Vanderbilt Medical Center reports fewer trauma victims under coronavirus lockdown

The adult trauma unit at the Vanderbilt University Medical Center is expected to admit 65% fewer patients in April from motor vehicle accidents compared to last April, according to a release. (Courtesy Vanderbilt University Medical Center)
The adult trauma unit at the Vanderbilt University Medical Center is expected to admit 65% fewer patients in April from motor vehicle accidents compared to last April, according to a release. (Courtesy Vanderbilt University Medical Center)

The adult trauma unit at the Vanderbilt University Medical Center is expected to admit 65% fewer patients in April from motor vehicle accidents compared to last April, according to a release. (Courtesy Vanderbilt University Medical Center)

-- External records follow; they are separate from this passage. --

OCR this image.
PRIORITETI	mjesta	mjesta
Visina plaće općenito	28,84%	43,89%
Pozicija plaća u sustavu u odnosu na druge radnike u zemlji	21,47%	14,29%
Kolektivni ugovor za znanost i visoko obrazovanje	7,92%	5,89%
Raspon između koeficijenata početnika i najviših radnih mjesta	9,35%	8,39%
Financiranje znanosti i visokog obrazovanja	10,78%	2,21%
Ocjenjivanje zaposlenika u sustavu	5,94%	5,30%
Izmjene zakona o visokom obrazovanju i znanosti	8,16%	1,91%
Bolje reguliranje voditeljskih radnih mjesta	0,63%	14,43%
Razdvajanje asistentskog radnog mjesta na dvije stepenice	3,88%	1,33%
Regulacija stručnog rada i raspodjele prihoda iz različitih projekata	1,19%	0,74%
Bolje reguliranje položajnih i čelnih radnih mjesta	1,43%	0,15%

The adult trauma unit at the Vanderbilt University Medical Center is expected to admit 65% fewer patients in April from motor vehicle accidents compared to last April, according to a release.


Officials with the VUMC attribute the lower number of trauma victims to less roadway traffic over the past few weeks as a result of Gov. Bill Lee’s April 2 stay-at-home order.

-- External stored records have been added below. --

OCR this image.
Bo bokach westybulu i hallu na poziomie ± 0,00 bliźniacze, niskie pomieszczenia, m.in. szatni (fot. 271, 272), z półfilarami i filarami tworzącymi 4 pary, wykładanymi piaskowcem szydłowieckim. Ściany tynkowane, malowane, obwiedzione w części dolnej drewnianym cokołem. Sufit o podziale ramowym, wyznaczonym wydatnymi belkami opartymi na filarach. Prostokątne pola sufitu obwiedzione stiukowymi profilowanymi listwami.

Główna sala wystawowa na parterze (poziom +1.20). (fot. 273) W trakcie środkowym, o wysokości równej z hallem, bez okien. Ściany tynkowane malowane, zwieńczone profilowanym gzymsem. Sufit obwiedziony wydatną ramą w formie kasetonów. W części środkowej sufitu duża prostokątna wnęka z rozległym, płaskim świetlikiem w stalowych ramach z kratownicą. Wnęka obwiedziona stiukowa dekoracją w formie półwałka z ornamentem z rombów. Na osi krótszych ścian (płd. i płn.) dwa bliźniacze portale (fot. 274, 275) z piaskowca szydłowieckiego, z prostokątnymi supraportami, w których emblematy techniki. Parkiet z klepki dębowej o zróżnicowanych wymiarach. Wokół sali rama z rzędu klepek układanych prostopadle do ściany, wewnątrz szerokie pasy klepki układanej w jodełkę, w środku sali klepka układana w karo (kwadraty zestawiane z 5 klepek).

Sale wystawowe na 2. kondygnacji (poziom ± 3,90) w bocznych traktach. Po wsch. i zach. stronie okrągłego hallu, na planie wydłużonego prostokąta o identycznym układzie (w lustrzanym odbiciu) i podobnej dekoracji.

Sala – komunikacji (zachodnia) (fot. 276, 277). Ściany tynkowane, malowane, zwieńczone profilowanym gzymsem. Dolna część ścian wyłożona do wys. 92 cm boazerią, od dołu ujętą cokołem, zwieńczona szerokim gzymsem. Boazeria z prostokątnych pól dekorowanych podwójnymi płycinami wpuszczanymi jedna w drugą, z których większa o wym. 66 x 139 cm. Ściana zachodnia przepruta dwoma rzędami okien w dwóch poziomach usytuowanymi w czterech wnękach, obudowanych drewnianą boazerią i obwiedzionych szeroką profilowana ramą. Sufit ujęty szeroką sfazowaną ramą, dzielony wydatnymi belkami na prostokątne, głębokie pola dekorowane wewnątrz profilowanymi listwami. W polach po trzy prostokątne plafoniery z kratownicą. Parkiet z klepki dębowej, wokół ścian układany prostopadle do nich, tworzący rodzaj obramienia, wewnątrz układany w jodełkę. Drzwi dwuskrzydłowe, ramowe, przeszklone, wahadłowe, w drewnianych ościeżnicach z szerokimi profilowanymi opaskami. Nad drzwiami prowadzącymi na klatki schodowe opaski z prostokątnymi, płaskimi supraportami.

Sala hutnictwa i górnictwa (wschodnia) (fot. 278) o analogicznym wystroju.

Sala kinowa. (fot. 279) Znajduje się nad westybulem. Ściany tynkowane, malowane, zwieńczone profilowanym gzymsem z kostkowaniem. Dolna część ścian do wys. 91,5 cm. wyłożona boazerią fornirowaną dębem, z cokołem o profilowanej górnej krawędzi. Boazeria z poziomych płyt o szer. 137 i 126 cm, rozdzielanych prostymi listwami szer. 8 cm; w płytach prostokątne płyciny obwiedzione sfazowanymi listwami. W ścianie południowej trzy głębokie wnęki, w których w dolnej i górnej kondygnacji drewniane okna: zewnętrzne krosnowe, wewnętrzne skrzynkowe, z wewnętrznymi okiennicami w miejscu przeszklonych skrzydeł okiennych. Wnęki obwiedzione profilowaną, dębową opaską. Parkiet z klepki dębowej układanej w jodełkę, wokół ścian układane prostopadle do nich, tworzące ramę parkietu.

“I think the cause for this big drop is that people have been staying home, plain and simple,” said Dr. Bradley Dennis, interim chief of the division of trauma and surgical critical care, in a release. “The social distancing and shelter-at-home recommendations from the city and the state governments appear to have been largely heeded.”

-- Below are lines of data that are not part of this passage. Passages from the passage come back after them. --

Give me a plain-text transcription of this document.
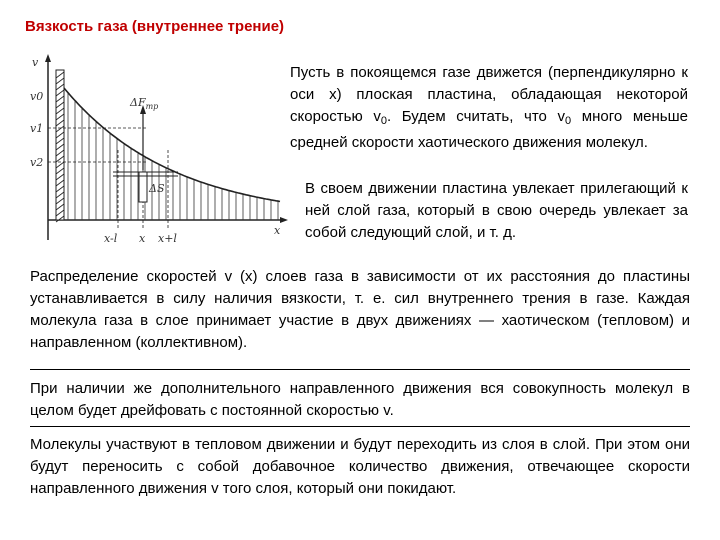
Вязкость газа (внутреннее трение)
v
x
v0
v1
v2
$\Delta F_{тр}$
ΔS
x-l x x+l

Пусть в покоящемся газе движется (перпендикулярно к оси x) плоская пластина, обладающая некоторой скоростью $v_0$. Будем считать, что $v_0$ много меньше средней скорости хаотического движения молекул.

В своем движении пластина увлекает прилегающий к ней слой газа, который в свою очередь увлекает за собой следующий слой, и т. д.

Распределение скоростей v (x) слоев газа в зависимости от их расстояния до пластины устанавливается в силу наличия вязкости, т. е. сил внутреннего трения в газе. Каждая молекула газа в слое принимает участие в двух движениях — хаотическом (тепловом) и направленном (коллективном).

При наличии же дополнительного направленного движения вся совокупность молекул в целом будет дрейфовать с постоянной скоростью v.

Молекулы участвуют в тепловом движении и будут переходить из слоя в слой. При этом они будут переносить с собой добавочное количество движения, отвечающее скорости направленного движения v того слоя, который они покидают.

According to data from the Tennessee Department of Safety & Homeland Security, 212 crashes that led to serious injuries or fatalities have been reported across the state for the month of April 2020, compared to 473 in April 2019 and 477 in April 2018.

Though blunt trauma cases, such as those that come from traffic accidents, have gone down for the medical center, penetrating trauma cases have not, Dennis said.

“Unfortunately, interpersonal violence continues to happen whether we're socially distancing or not,” Dennis said in the release. “While we’re seeing much less blunt trauma than usual, we’re seeing the same amounts of gunshots and stabbings that we typically see.”